Titre : Tout le bruit du Guéliz

Auteur : Ruben BARROUK

Parution : 2024 (Albin Michel)

Pages : 224

 

 

 

 

 

 

 

Présentation de l'éditeur : 

Dans le quartier du Guéliz à Marrakech, un mystérieux bruit hante et tourmente, nuit et jour, une vieille dame. Inquiets, sa fille et son petit-fils quittent Paris pour mener l’enquête. Sur place, ils guettent, épient, espèrent, mais aucun bruit ne se fait entendre...

Tout le bruit du Guéliz ne nous livre pas une mais mille histoires : celles des exodes, des traditions, des liens qui se font et se défont, des origines perdues.

À la violence et au vacarme assourdissant de notre époque, ce premier roman aux allures de conte, à la fois tendre, drôle et bouleversant, oppose un bruit. Le bruit du Guéliz. Celui d’un temps révolu, où l’on vivait ensemble.

 

 

Le mot de l'éditeur sur l'auteur :  

Ruben Barrouk est né en 1997 à Paris.

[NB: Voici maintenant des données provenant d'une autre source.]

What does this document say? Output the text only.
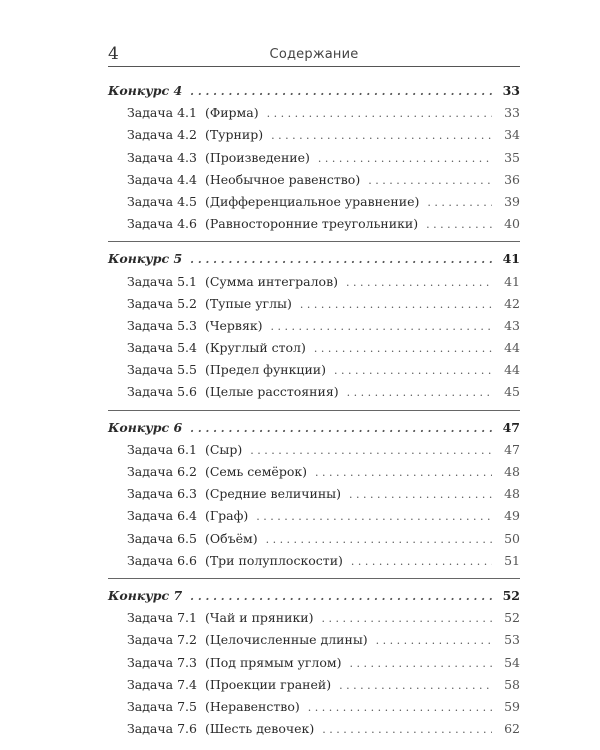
4	Содержание
Конкурс 4 . . .	33
Задача 4.1 (Фирма) . . .	33
Задача 4.2 (Турнир) . . .	34
Задача 4.3 (Произведение) . . .	35
Задача 4.4 (Необычное равенство) . . .	36
Задача 4.5 (Дифференциальное уравнение) . . .	39
Задача 4.6 (Равносторонние треугольники) . . .	40
Конкурс 5 . . .	41
Задача 5.1 (Сумма интегралов) . . .	41
Задача 5.2 (Тупые углы) . . .	42
Задача 5.3 (Червяк) . . .	43
Задача 5.4 (Круглый стол) . . .	44
Задача 5.5 (Предел функции) . . .	44
Задача 5.6 (Целые расстояния) . . .	45
Конкурс 6 . . .	47
Задача 6.1 (Сыр) . . .	47
Задача 6.2 (Семь семёрок) . . .	48
Задача 6.3 (Средние величины) . . .	48
Задача 6.4 (Граф) . . .	49
Задача 6.5 (Объём) . . .	50
Задача 6.6 (Три полуплоскости) . . .	51
Конкурс 7 . . .	52
Задача 7.1 (Чай и пряники) . . .	52
Задача 7.2 (Целочисленные длины) . . .	53
Задача 7.3 (Под прямым углом) . . .	54
Задача 7.4 (Проекции граней) . . .	58
Задача 7.5 (Неравенство) . . .	59
Задача 7.6 (Шесть девочек) . . .	62
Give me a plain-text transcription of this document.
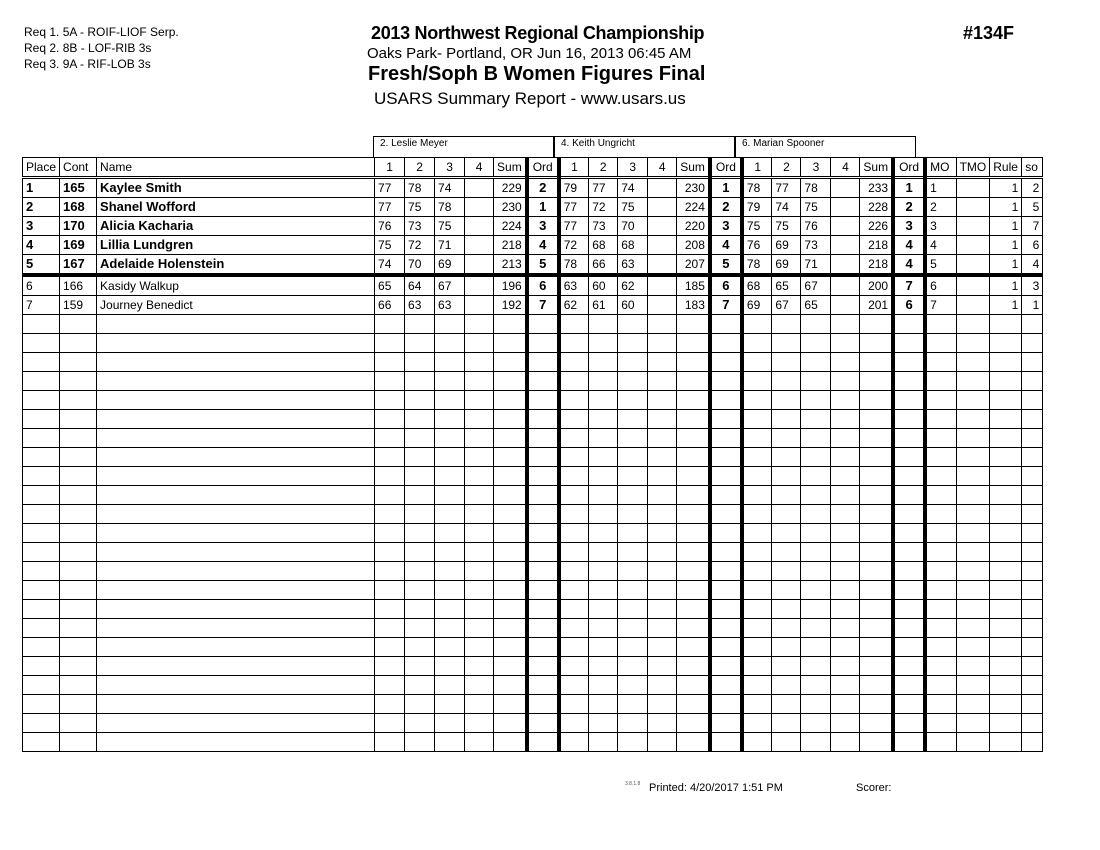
Req 1. 5A - ROIF-LIOF Serp.
Req 2. 8B - LOF-RIB 3s
Req 3. 9A - RIF-LOB 3s
2013 Northwest Regional Championship
Oaks Park- Portland, OR Jun 16, 2013 06:45 AM
Fresh/Soph B Women Figures Final
USARS Summary Report - www.usars.us
#134F
2. Leslie Meyer	4. Keith Ungricht	6. Marian Spooner
Place	Cont	Name	1	2	3	4	Sum	Ord	1	2	3	4	Sum	Ord	1	2	3	4	Sum	Ord	MO	TMO	Rule	so
1	165	Kaylee Smith	77	78	74		229	2	79	77	74		230	1	78	77	78		233	1	1		1	2
2	168	Shanel Wofford	77	75	78		230	1	77	72	75		224	2	79	74	75		228	2	2		1	5
3	170	Alicia Kacharia	76	73	75		224	3	77	73	70		220	3	75	75	76		226	3	3		1	7
4	169	Lillia Lundgren	75	72	71		218	4	72	68	68		208	4	76	69	73		218	4	4		1	6
5	167	Adelaide Holenstein	74	70	69		213	5	78	66	63		207	5	78	69	71		218	4	5		1	4
6	166	Kasidy Walkup	65	64	67		196	6	63	60	62		185	6	68	65	67		200	7	6		1	3
7	159	Journey Benedict	66	63	63		192	7	62	61	60		183	7	69	67	65		201	6	7		1	1

3.8.1.8 Printed: 4/20/2017 1:51 PM	Scorer:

En 2022, il retourne sur les traces de sa famille séfarade à Marrakech, où vit sa grand-mère, personnage principal de ce premier roman.

 

 

Avis :

Après les conflits israélo-arabes au tournant des années 1970 – guerre des Six Jours en 1967, guerre du Kippour en 1973 –  et, consécutivement, l’exode de la plupart des communautés juives installées dans les pays arabo-musulmans, le très vivant Mellah de Marrakech, le deuxième plus ancien quartier juif au Maroc, a vu sa population juive tomber de plus de quarante mille personnes à seulement deux cents. L’une de ces dernières habitantes est Paulette, la grand-mère de Ruben Barrouk qui, avec toute sa tendresse pour la vieille femme demeurée seule parmi les ombres du passé, en fait la touchante héroïne d‘un premier roman déchirant.

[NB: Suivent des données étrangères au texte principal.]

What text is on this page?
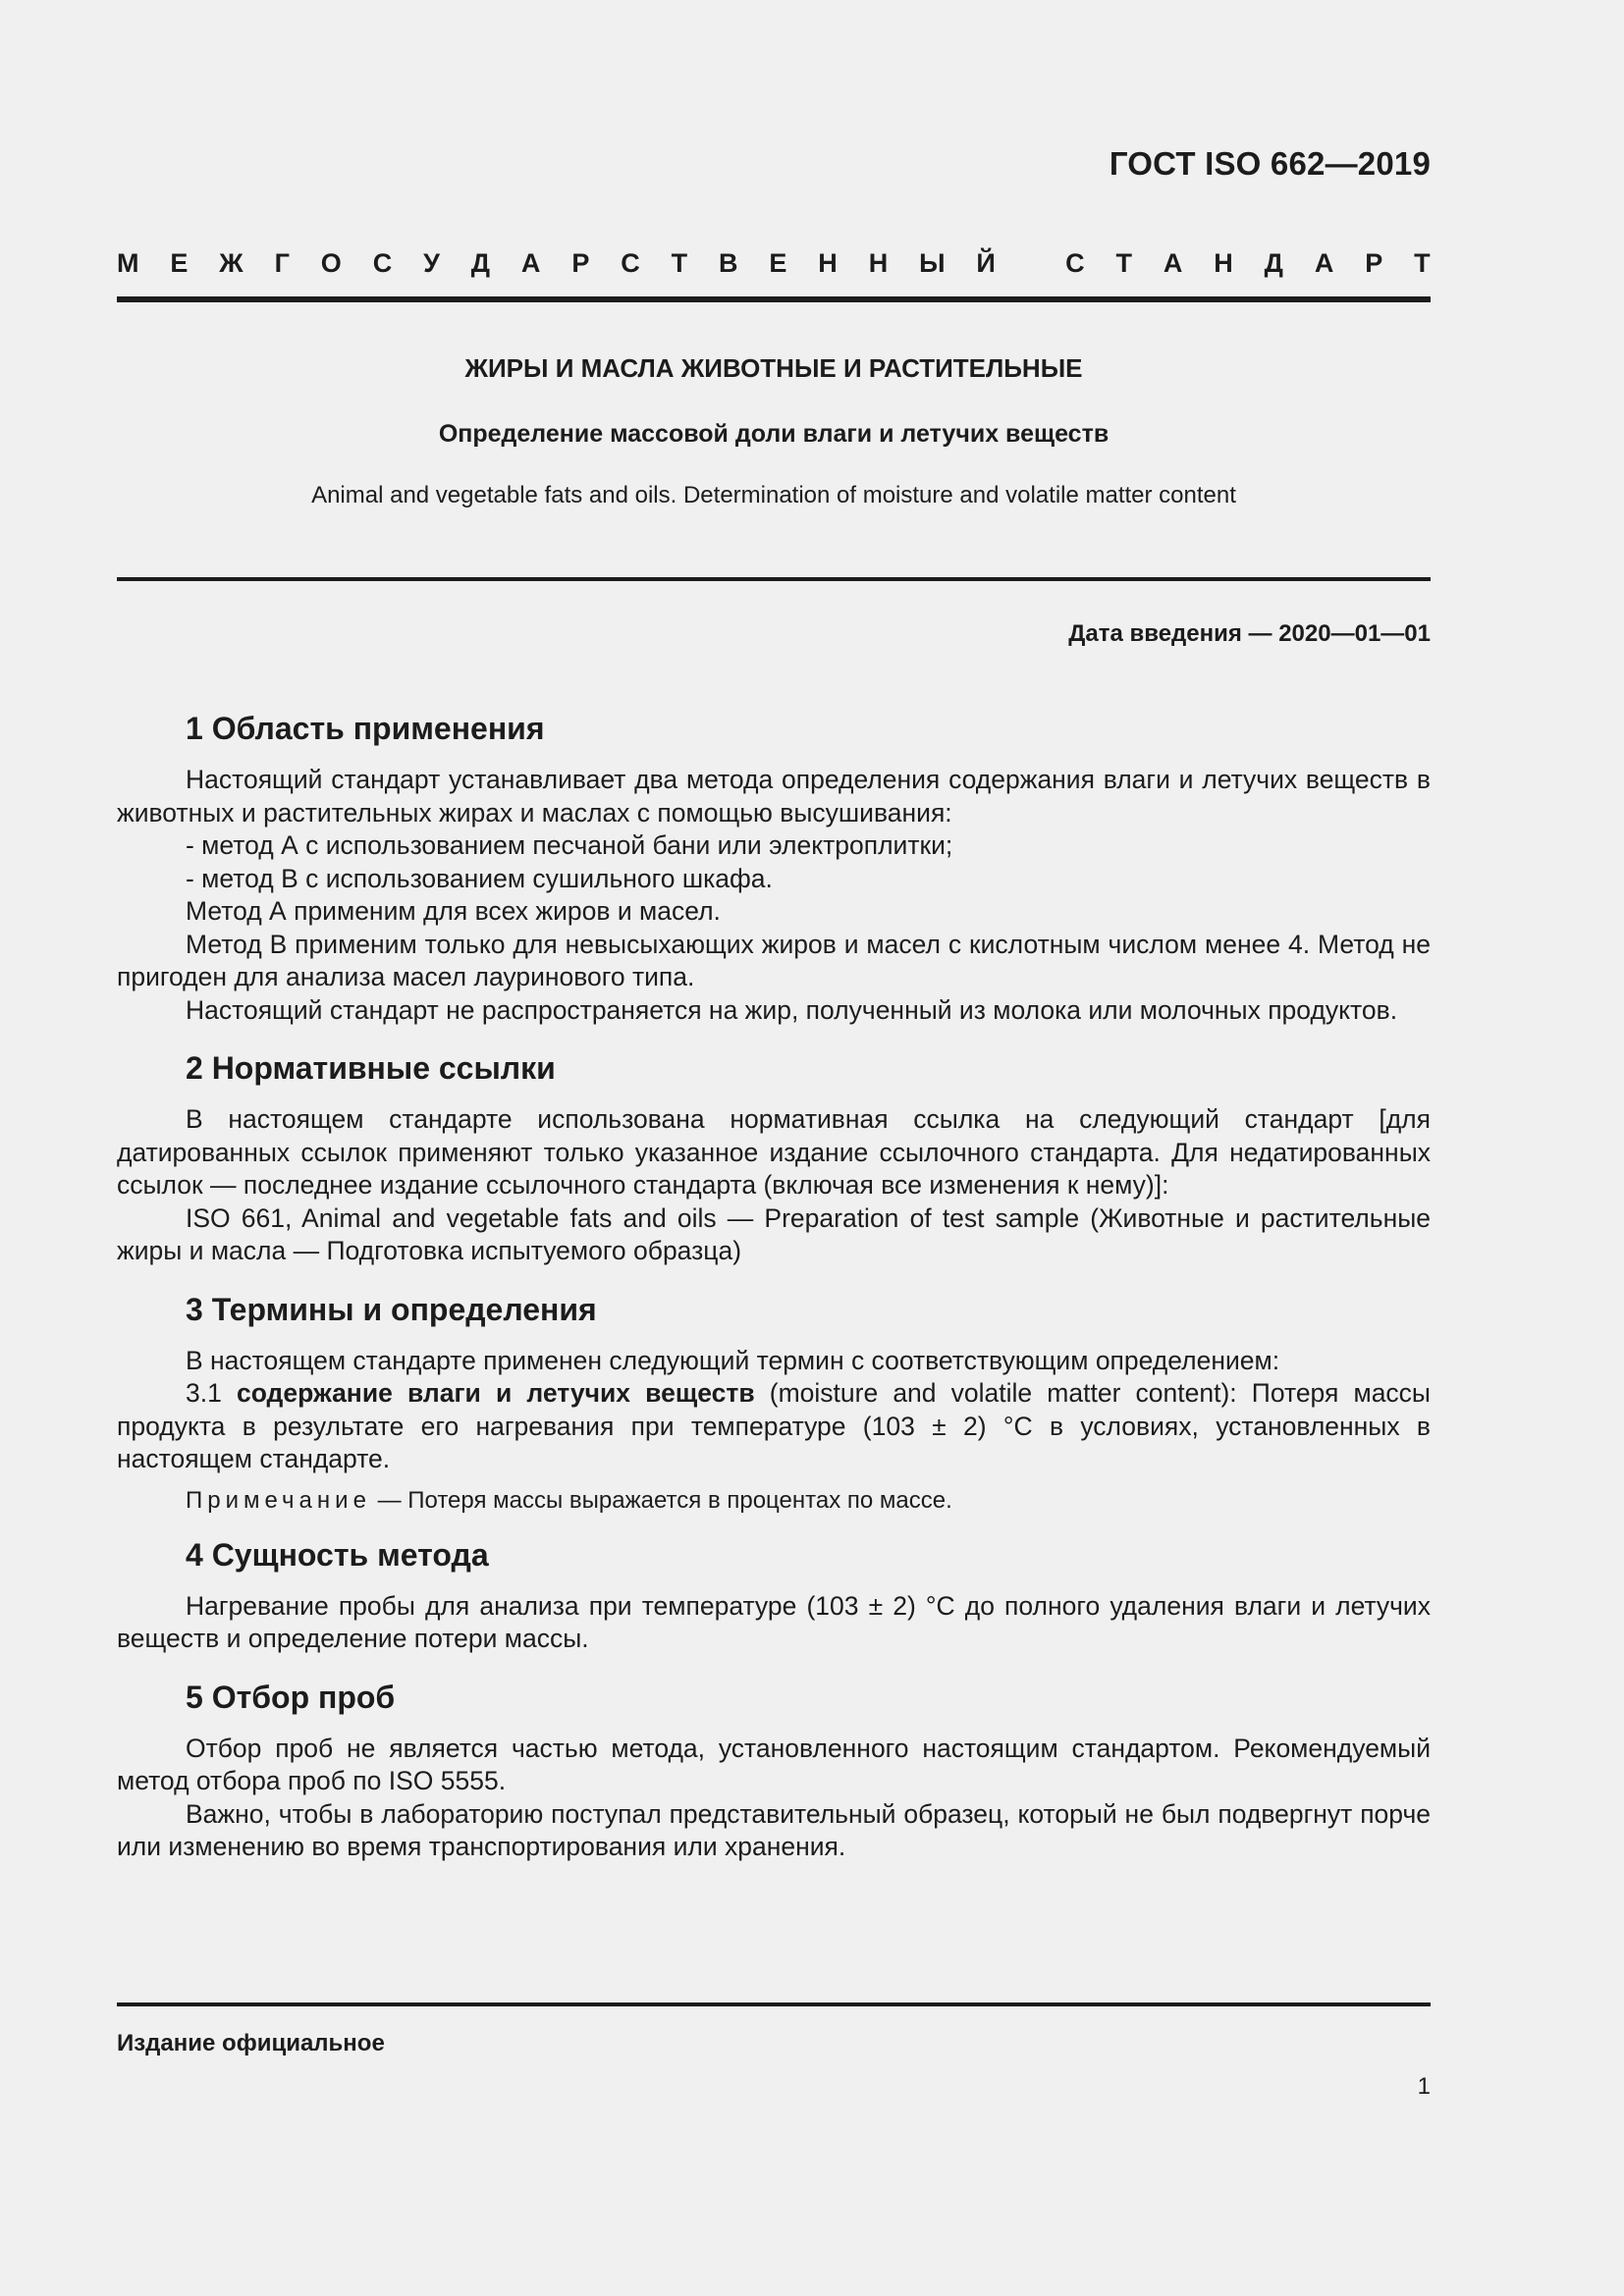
ГОСТ ISO 662—2019
М Е Ж Г О С У Д А Р С Т В Е Н Н Ы Й
	С Т А Н Д А Р Т
ЖИРЫ И МАСЛА ЖИВОТНЫЕ И РАСТИТЕЛЬНЫЕ
Определение массовой доли влаги и летучих веществ
Animal and vegetable fats and oils. Determination of moisture and volatile matter content
Дата введения — 2020—01—01
1 Область применения

Настоящий стандарт устанавливает два метода определения содержания влаги и летучих веществ в животных и растительных жирах и маслах с помощью высушивания:

- метод А с использованием песчаной бани или электроплитки;

- метод В с использованием сушильного шкафа.

Метод А применим для всех жиров и масел.

Метод В применим только для невысыхающих жиров и масел с кислотным числом менее 4. Метод не пригоден для анализа масел лауринового типа.

Настоящий стандарт не распространяется на жир, полученный из молока или молочных продуктов.

2 Нормативные ссылки

В настоящем стандарте использована нормативная ссылка на следующий стандарт [для датированных ссылок применяют только указанное издание ссылочного стандарта. Для недатированных ссылок — последнее издание ссылочного стандарта (включая все изменения к нему)]:

ISO 661, Animal and vegetable fats and oils — Preparation of test sample (Животные и растительные жиры и масла — Подготовка испытуемого образца)

3 Термины и определения

В настоящем стандарте применен следующий термин с соответствующим определением:

3.1 содержание влаги и летучих веществ (moisture and volatile matter content): Потеря массы продукта в результате его нагревания при температуре (103 ± 2) °С в условиях, установленных в настоящем стандарте.

Примечание — Потеря массы выражается в процентах по массе.

4 Сущность метода

Нагревание пробы для анализа при температуре (103 ± 2) °С до полного удаления влаги и летучих веществ и определение потери массы.

5 Отбор проб

Отбор проб не является частью метода, установленного настоящим стандартом. Рекомендуемый метод отбора проб по ISO 5555.

Важно, чтобы в лабораторию поступал представительный образец, который не был подвергнут порче или изменению во время транспортирования или хранения.

Издание официальное
1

Afin d’en avoir le coeur net sur ce bruit qui la persécute nuit et jour sans qu’elle parvienne à en détecter l’origine, sa fille et son petit-fils français sont venus passer quelques jours chez elle, à Guéliz, l’arrondissement de Marrakech où elle réside désormais. Mais, rien n’y fait, pas plus eux que qui que ce soit d’autre ne s’avèrent capables de percevoir ce bruit, qu’en désespoir de cause, elle se retrouve à tenter d’exorciser à grands coups de vapeur d’encens.

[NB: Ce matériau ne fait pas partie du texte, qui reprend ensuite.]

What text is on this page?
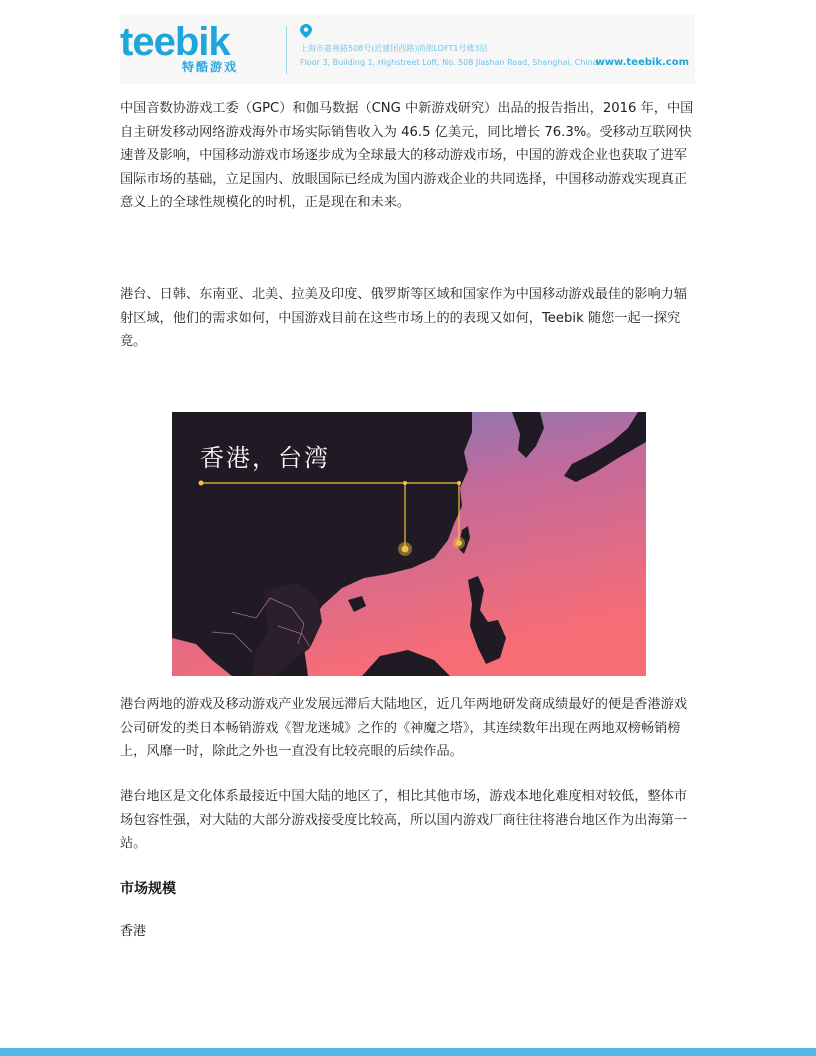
teebik
特酷游戏
上海市嘉善路508号(近建国西路)尚街LOFT1号楼3层
Floor 3, Building 1, Highstreet Loft, No. 508 Jiashan Road, Shanghai, China
www.teebik.com

中国音数协游戏工委（GPC）和伽马数据（CNG 中新游戏研究）出品的报告指出，2016 年，中国自主研发移动网络游戏海外市场实际销售收入为 46.5 亿美元，同比增长 76.3%。受移动互联网快速普及影响，中国移动游戏市场逐步成为全球最大的移动游戏市场，中国的游戏企业也获取了进军国际市场的基础，立足国内、放眼国际已经成为国内游戏企业的共同选择，中国移动游戏实现真正意义上的全球性规模化的时机，正是现在和未来。

港台、日韩、东南亚、北美、拉美及印度、俄罗斯等区域和国家作为中国移动游戏最佳的影响力辐射区域，他们的需求如何，中国游戏目前在这些市场上的的表现又如何，Teebik 随您一起一探究竟。

香港，台湾

港台两地的游戏及移动游戏产业发展远滞后大陆地区，近几年两地研发商成绩最好的便是香港游戏公司研发的类日本畅销游戏《智龙迷城》之作的《神魔之塔》，其连续数年出现在两地双榜畅销榜上，风靡一时，除此之外也一直没有比较亮眼的后续作品。

港台地区是文化体系最接近中国大陆的地区了，相比其他市场，游戏本地化难度相对较低，整体市场包容性强，对大陆的大部分游戏接受度比较高，所以国内游戏厂商往往将港台地区作为出海第一站。

市场规模
香港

Pour celui qu’elle appelle affectueusement « mchikpara »« je prends ton mal » –, son petit-fils et le narrateur qui ne parle pas arabe et qui observe ses rituels dans un étonnement tendre, ombré de tristesse  – elle cueille des fleurs d’oranger pour parfumer le thé, célèbre seule Pourim en se déguisant joyeusement, ajoute des couverts pour les morts à  la table du shabbat, enfin, souvent murée dans des non-dits outragés quant au passé, elle vit entourée des reliques d’un autrefois depuis si longtemps figé qu’il paraît « impossible de les rendre à la vie, maintenant tout [est] froid » –, pour son petit-fils donc, il apparaît très vite que le bruit qui emplit la tête de la vieille dame est en réalité celui d’une mémoire qui, maintenant que tout le monde est parti, n’existe plus guère que pour elle-même, dans la nostalgie profonde d’une vie communautaire relayée par la solitude. Paulette est un brin d’herbe oublié dans un jardin devenu désert, et qui, pourtant, croit toujours entendre le chant des oiseaux…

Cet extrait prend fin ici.